Thanks to my dear friend, Lunden, I attended the Lammas Celestial Poetry Evening at Southworth Planetarium last night. It was cosmic, to say the least. Sitting in reclining chairs in the celestial dark, illuminated by a facsimile of the night sky overhead, as well as occasional shots of the sun, moon and various astronomical events, we were treated to readings of poetry by Robert Frost, Shakespeare, Nanao Sakaki, Rabidranath Tagore and a number of local poets, by a number of local poets. There was even a song, sung in a plaintive lunary voice with accompaniment on a resonant parlor guitar.

The evening was divided into "Canto I: Earth and Sky," "Canto II, Moon and Worlds," "Canto III: Stars and Space" and "Canto IV: Cosmos." During the intermission we were treated to granola, cookies and delicious bread and butter, compliments of Big Sky Bakery. The evening wrapped up with a stunning performance/poem entitled "Micro-Macrocosm," that encouraged the listeners to follow a meditation paralleling the microcosms of the body with the macrocosms of the skies. COSMIC!

According to Wikipedia, "Lammas is a neopagan holiday, being a cross-quarter holiday between the Summer Solstice (Litha) and Fall Equinox (Mabon). It is opposite Candlemas or Imbolc, in early February.

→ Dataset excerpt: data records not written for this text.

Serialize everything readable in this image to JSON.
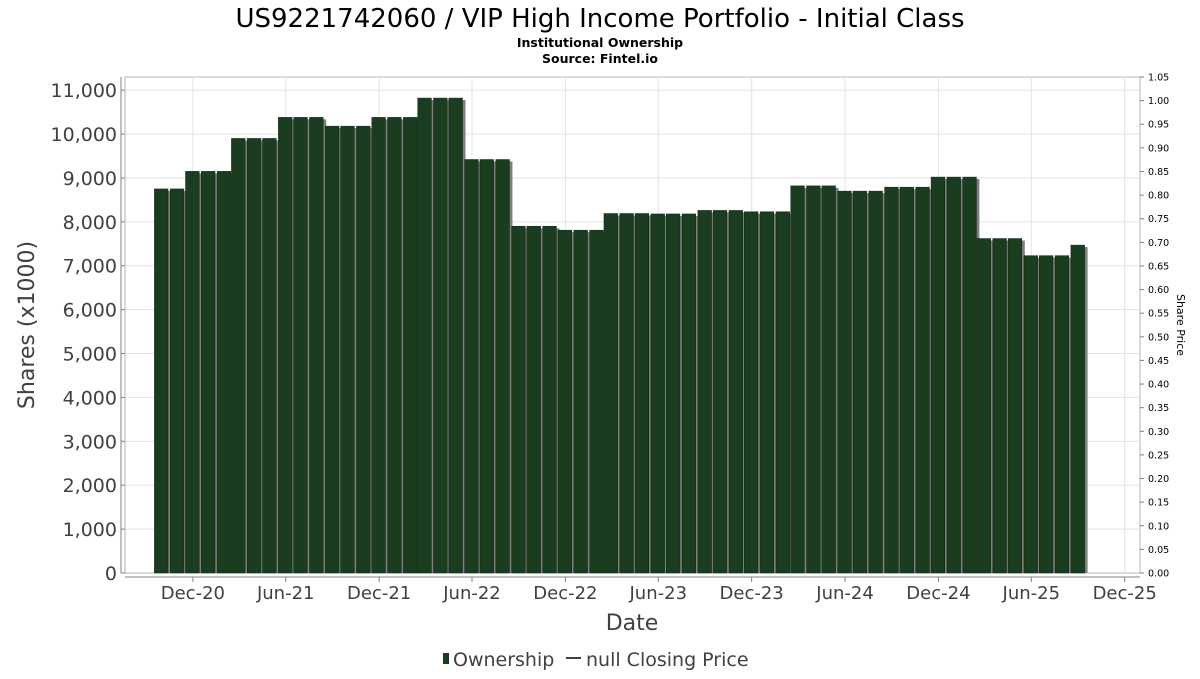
{
  "chart_data": {
    "type": "bar",
    "title": "US9221742060 / VIP High Income Portfolio - Initial Class",
    "subtitle_lines": [
      "Institutional Ownership",
      "Source: Fintel.io"
    ],
    "xlabel": "Date",
    "ylabel": "Shares (x1000)",
    "y2label": "Share Price",
    "ylim": [
      0,
      11300
    ],
    "y2lim": [
      0,
      1.05
    ],
    "yticks": [
      0,
      1000,
      2000,
      3000,
      4000,
      5000,
      6000,
      7000,
      8000,
      9000,
      10000,
      11000
    ],
    "ytick_labels": [
      "0",
      "1,000",
      "2,000",
      "3,000",
      "4,000",
      "5,000",
      "6,000",
      "7,000",
      "8,000",
      "9,000",
      "10,000",
      "11,000"
    ],
    "y2ticks": [
      0,
      0.05,
      0.1,
      0.15,
      0.2,
      0.25,
      0.3,
      0.35,
      0.4,
      0.45,
      0.5,
      0.55,
      0.6,
      0.65,
      0.7,
      0.75,
      0.8,
      0.85,
      0.9,
      0.95,
      1.0,
      1.05
    ],
    "y2tick_labels": [
      "0.00",
      "0.05",
      "0.10",
      "0.15",
      "0.20",
      "0.25",
      "0.30",
      "0.35",
      "0.40",
      "0.45",
      "0.50",
      "0.55",
      "0.60",
      "0.65",
      "0.70",
      "0.75",
      "0.80",
      "0.85",
      "0.90",
      "0.95",
      "1.00",
      "1.05"
    ],
    "xlim": [
      "2020-07-21",
      "2025-12-31"
    ],
    "xticks": [
      "2020-12-01",
      "2021-06-01",
      "2021-12-01",
      "2022-06-01",
      "2022-12-01",
      "2023-06-01",
      "2023-12-01",
      "2024-06-01",
      "2024-12-01",
      "2025-06-01",
      "2025-12-01"
    ],
    "xtick_labels": [
      "Dec-20",
      "Jun-21",
      "Dec-21",
      "Jun-22",
      "Dec-22",
      "Jun-23",
      "Dec-23",
      "Jun-24",
      "Dec-24",
      "Jun-25",
      "Dec-25"
    ],
    "grid": true,
    "legend_position": "bottom-center",
    "series": [
      {
        "name": "Ownership",
        "color": "#1a3d1f",
        "x": [
          "2020-09-30",
          "2020-10-31",
          "2020-11-30",
          "2020-12-31",
          "2021-01-31",
          "2021-02-28",
          "2021-03-31",
          "2021-04-30",
          "2021-05-31",
          "2021-06-30",
          "2021-07-31",
          "2021-08-31",
          "2021-09-30",
          "2021-10-31",
          "2021-11-30",
          "2021-12-31",
          "2022-01-31",
          "2022-02-28",
          "2022-03-31",
          "2022-04-30",
          "2022-05-31",
          "2022-06-30",
          "2022-07-31",
          "2022-08-31",
          "2022-09-30",
          "2022-10-31",
          "2022-11-30",
          "2022-12-31",
          "2023-01-31",
          "2023-02-28",
          "2023-03-31",
          "2023-04-30",
          "2023-05-31",
          "2023-06-30",
          "2023-07-31",
          "2023-08-31",
          "2023-09-30",
          "2023-10-31",
          "2023-11-30",
          "2023-12-31",
          "2024-01-31",
          "2024-02-29",
          "2024-03-31",
          "2024-04-30",
          "2024-05-31",
          "2024-06-30",
          "2024-07-31",
          "2024-08-31",
          "2024-09-30",
          "2024-10-31",
          "2024-11-30",
          "2024-12-31",
          "2025-01-31",
          "2025-02-28",
          "2025-03-31",
          "2025-04-30",
          "2025-05-31",
          "2025-06-30",
          "2025-07-31",
          "2025-08-31"
        ],
        "values": [
          8750,
          8750,
          9150,
          9150,
          9150,
          9900,
          9900,
          9900,
          10380,
          10380,
          10380,
          10180,
          10180,
          10180,
          10380,
          10380,
          10380,
          10820,
          10820,
          10820,
          9420,
          9420,
          9420,
          7900,
          7900,
          7900,
          7810,
          7810,
          7810,
          8190,
          8190,
          8190,
          8180,
          8180,
          8180,
          8260,
          8260,
          8260,
          8230,
          8230,
          8230,
          8820,
          8820,
          8820,
          8700,
          8700,
          8700,
          8790,
          8790,
          8790,
          9020,
          9020,
          9020,
          7620,
          7620,
          7620,
          7230,
          7230,
          7230,
          7470
        ]
      },
      {
        "name": "null Closing Price",
        "color": "#555555",
        "values": []
      }
    ]
  }
}
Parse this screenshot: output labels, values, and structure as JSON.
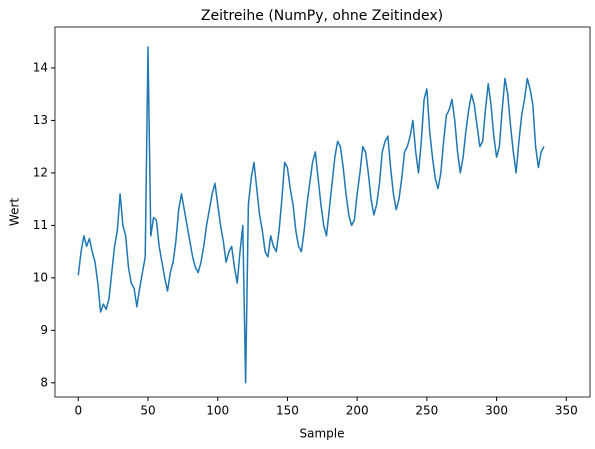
{
  "chart_data": {
    "type": "line",
    "title": "Zeitreihe (NumPy, ohne Zeitindex)",
    "x_label": "Sample",
    "y_label": "Wert",
    "x": [
      0,
      2,
      4,
      6,
      8,
      10,
      12,
      14,
      16,
      18,
      20,
      22,
      24,
      26,
      28,
      30,
      32,
      34,
      36,
      38,
      40,
      42,
      44,
      46,
      48,
      50,
      52,
      54,
      56,
      58,
      60,
      62,
      64,
      66,
      68,
      70,
      72,
      74,
      76,
      78,
      80,
      82,
      84,
      86,
      88,
      90,
      92,
      94,
      96,
      98,
      100,
      102,
      104,
      106,
      108,
      110,
      112,
      114,
      116,
      118,
      120,
      122,
      124,
      126,
      128,
      130,
      132,
      134,
      136,
      138,
      140,
      142,
      144,
      146,
      148,
      150,
      152,
      154,
      156,
      158,
      160,
      162,
      164,
      166,
      168,
      170,
      172,
      174,
      176,
      178,
      180,
      182,
      184,
      186,
      188,
      190,
      192,
      194,
      196,
      198,
      200,
      202,
      204,
      206,
      208,
      210,
      212,
      214,
      216,
      218,
      220,
      222,
      224,
      226,
      228,
      230,
      232,
      234,
      236,
      238,
      240,
      242,
      244,
      246,
      248,
      250,
      252,
      254,
      256,
      258,
      260,
      262,
      264,
      266,
      268,
      270,
      272,
      274,
      276,
      278,
      280,
      282,
      284,
      286,
      288,
      290,
      292,
      294,
      296,
      298,
      300,
      302,
      304,
      306,
      308,
      310,
      312,
      314,
      316,
      318,
      320,
      322,
      324,
      326,
      328,
      330,
      332,
      334
    ],
    "series": [
      {
        "name": "Wert",
        "color": "#1f77b4",
        "values": [
          10.05,
          10.5,
          10.8,
          10.6,
          10.75,
          10.5,
          10.3,
          9.9,
          9.35,
          9.5,
          9.4,
          9.6,
          10.1,
          10.6,
          10.9,
          11.6,
          11.0,
          10.8,
          10.2,
          9.9,
          9.8,
          9.45,
          9.8,
          10.1,
          10.4,
          14.4,
          10.8,
          11.15,
          11.1,
          10.6,
          10.3,
          10.0,
          9.75,
          10.1,
          10.3,
          10.7,
          11.3,
          11.6,
          11.3,
          11.0,
          10.7,
          10.4,
          10.2,
          10.1,
          10.3,
          10.6,
          11.0,
          11.3,
          11.6,
          11.8,
          11.4,
          11.0,
          10.7,
          10.3,
          10.5,
          10.6,
          10.2,
          9.9,
          10.5,
          11.0,
          8.0,
          11.4,
          11.9,
          12.2,
          11.7,
          11.2,
          10.9,
          10.5,
          10.4,
          10.8,
          10.6,
          10.5,
          10.9,
          11.5,
          12.2,
          12.1,
          11.7,
          11.4,
          10.9,
          10.6,
          10.5,
          10.9,
          11.4,
          11.8,
          12.2,
          12.4,
          11.9,
          11.4,
          11.0,
          10.8,
          11.3,
          11.8,
          12.3,
          12.6,
          12.5,
          12.1,
          11.6,
          11.2,
          11.0,
          11.1,
          11.6,
          12.0,
          12.5,
          12.4,
          12.0,
          11.5,
          11.2,
          11.4,
          11.8,
          12.4,
          12.6,
          12.7,
          12.1,
          11.6,
          11.3,
          11.5,
          11.9,
          12.4,
          12.5,
          12.7,
          13.0,
          12.4,
          12.0,
          12.6,
          13.4,
          13.6,
          12.8,
          12.3,
          11.9,
          11.7,
          12.0,
          12.6,
          13.1,
          13.2,
          13.4,
          13.0,
          12.4,
          12.0,
          12.3,
          12.8,
          13.2,
          13.5,
          13.3,
          12.9,
          12.5,
          12.6,
          13.2,
          13.7,
          13.3,
          12.7,
          12.3,
          12.5,
          13.2,
          13.8,
          13.5,
          12.9,
          12.4,
          12.0,
          12.6,
          13.1,
          13.4,
          13.8,
          13.6,
          13.3,
          12.5,
          12.1,
          12.4,
          12.5
        ]
      }
    ],
    "xlim": [
      -16.7,
      367
    ],
    "ylim": [
      7.73,
      14.78
    ],
    "xticks": [
      0,
      50,
      100,
      150,
      200,
      250,
      300,
      350
    ],
    "yticks": [
      8,
      9,
      10,
      11,
      12,
      13,
      14
    ]
  }
}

Lammas takes place with the Sun near the midpoint of Leo." "Loaf-mass" Day is also a celebration of the first wheat harvest of the year in olden times, back when we all had wheat harvests to celebrate. Apparently (also according to my friend, Wikipedia), "neopaganism" is any one of a variety of religious movements influenced by pre-Christian "pagan" religions. I think, at this moment in history, that being a neopagan, or at least celebrating a neopagan holiday, is not a bad thing by any means.

During the intermission my friend and I got to explore other cool things at the planetarium, including a holographic "ghost" whose head will turn to follow your movements, a portrait of the Mrs. Southworth who inspired the planetarium in memory of her husband (she looks like she's wearing a copper hat ), a machine that will give you a measurement of your weight on other planets and a bunch of cool old maps.

Remember: "lunatic," or "lunatik" in Middle English or "lunatique" in Old French, comes from the Latin lūnāticus, meaning moonstruck.